Welcome to my greeeeeny world :D

Cinta di Tepi Ember

Mungkin bener kata orang-orang, cinta itu mengalahkan logika. Begitu juga yang Cahya sadari dari seorang gadis manis di sebelahnya. Belakangan tiba-tiba menyentuh-nyentuh jilbab Cahya sambil sesekali mencoba memakainya. Cahya cuma senyum-senyum, dia tau kalo cewek bernama Fanny itu sedang jatuh cinta. Awalnya Cahya sempat rada heran juga, selain karena baru kali ini temen sejak SMP-nya itu menjatuhkan hatinya pada seorang pemuda, Fanny juga memilih pemuda yang nggak biasa: seorang Ketua Remaja Masjid di kampung tempat kosnya.

“Pake aja, Fan,” Cahya menjawil lengan Fanny yang hanya menjawab dengan senyuman malu-malu ketika menyentuh jilbab berwarna kuning yang Cahya gantung di pintu lemari.

Sebenarnya Cahya agak bingung juga dengan pilihan Fanny. Seingat Cahya, Fanny pernah bilang kalo tipe idealnya nggak jauh-jauh dari Justin Bieber. Gaul abis. Bahkan Cahya sempat keselek waktu Fanny mengutarakan perasaannya kepada Mas Ketua Remas.
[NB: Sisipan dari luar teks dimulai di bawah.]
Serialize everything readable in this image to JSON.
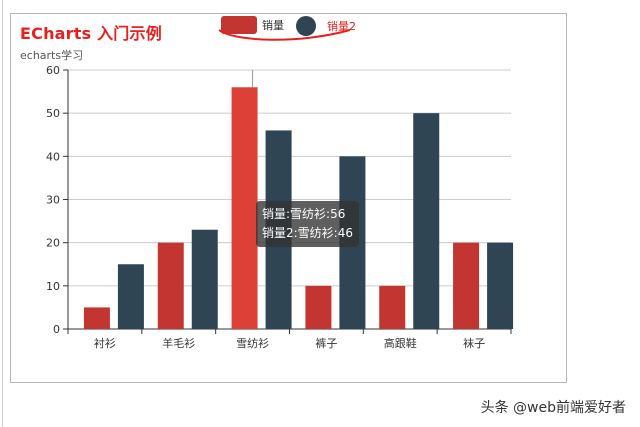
{
  "chart": {
    "title": "ECharts 入门示例",
    "subtitle": "echarts学习",
    "legend": [
      {
        "name": "销量",
        "color": "#c23531",
        "icon": "roundrect-icon"
      },
      {
        "name": "销量2",
        "color": "#2f4554",
        "icon": "circle-icon"
      }
    ],
    "tooltip": {
      "lines": [
        "销量:雪纺衫:56",
        "销量2:雪纺衫:46"
      ]
    },
    "highlight_color": "#dd4036",
    "annotation_color": "#e8201d"
  },
  "watermark": "头条 @web前端爱好者",
  "chart_data": {
    "type": "bar",
    "categories": [
      "衬衫",
      "羊毛衫",
      "雪纺衫",
      "裤子",
      "高跟鞋",
      "袜子"
    ],
    "series": [
      {
        "name": "销量",
        "values": [
          5,
          20,
          56,
          10,
          10,
          20
        ]
      },
      {
        "name": "销量2",
        "values": [
          15,
          23,
          46,
          40,
          50,
          20
        ]
      }
    ],
    "ylim": [
      0,
      60
    ],
    "yticks": [
      0,
      10,
      20,
      30,
      40,
      50,
      60
    ],
    "grid": true,
    "legend_position": "top-center",
    "highlighted_category": "雪纺衫"
  }
}
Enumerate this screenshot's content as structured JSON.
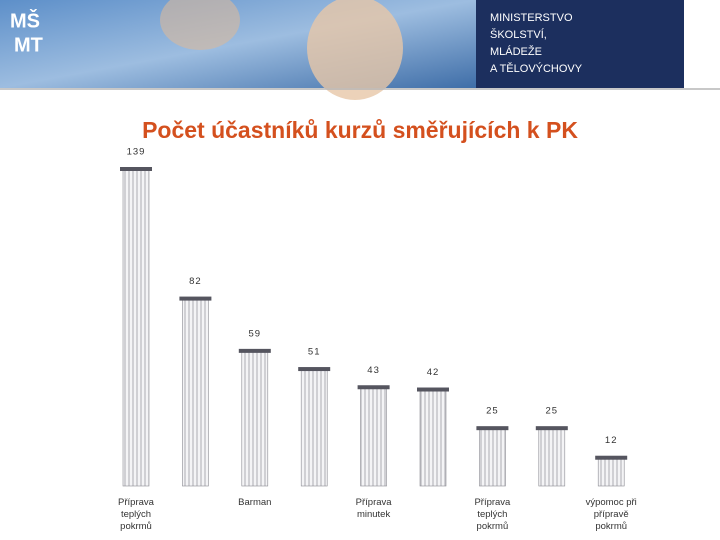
{
  "header": {
    "logo": [
      "MŠ",
      "MT"
    ],
    "ministry": [
      "MINISTERSTVO",
      "ŠKOLSTVÍ,",
      "MLÁDEŽE",
      "A TĚLOVÝCHOVY"
    ]
  },
  "chart_data": {
    "type": "bar",
    "title": "Počet účastníků kurzů směřujících k PK",
    "categories": [
      "Příprava teplých pokrmů",
      null,
      "Barman",
      null,
      "Příprava minutek",
      null,
      "Příprava teplých pokrmů",
      null,
      "výpomoc při přípravě pokrmů"
    ],
    "values": [
      139,
      82,
      59,
      51,
      43,
      42,
      25,
      25,
      12
    ],
    "color": "#f2f2f4"
  }
}
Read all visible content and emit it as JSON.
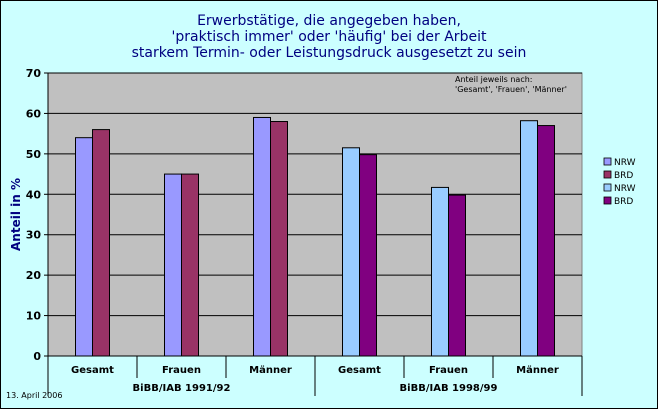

Ini suatu yang langka. Cahya langsung menuliskan pada buku hariannya. Jangan salah, di buku harian itu isinya nggak cuma pengalaman Cahya, hampir semua pengalaman temannya di situ. Lumayan kalo nggak ada inspirasi, bisa dibuat bahan ledekan. Belum insyaf juga ternyata.

“Hari ini motif bajunya kotak-kotak warna coklat…”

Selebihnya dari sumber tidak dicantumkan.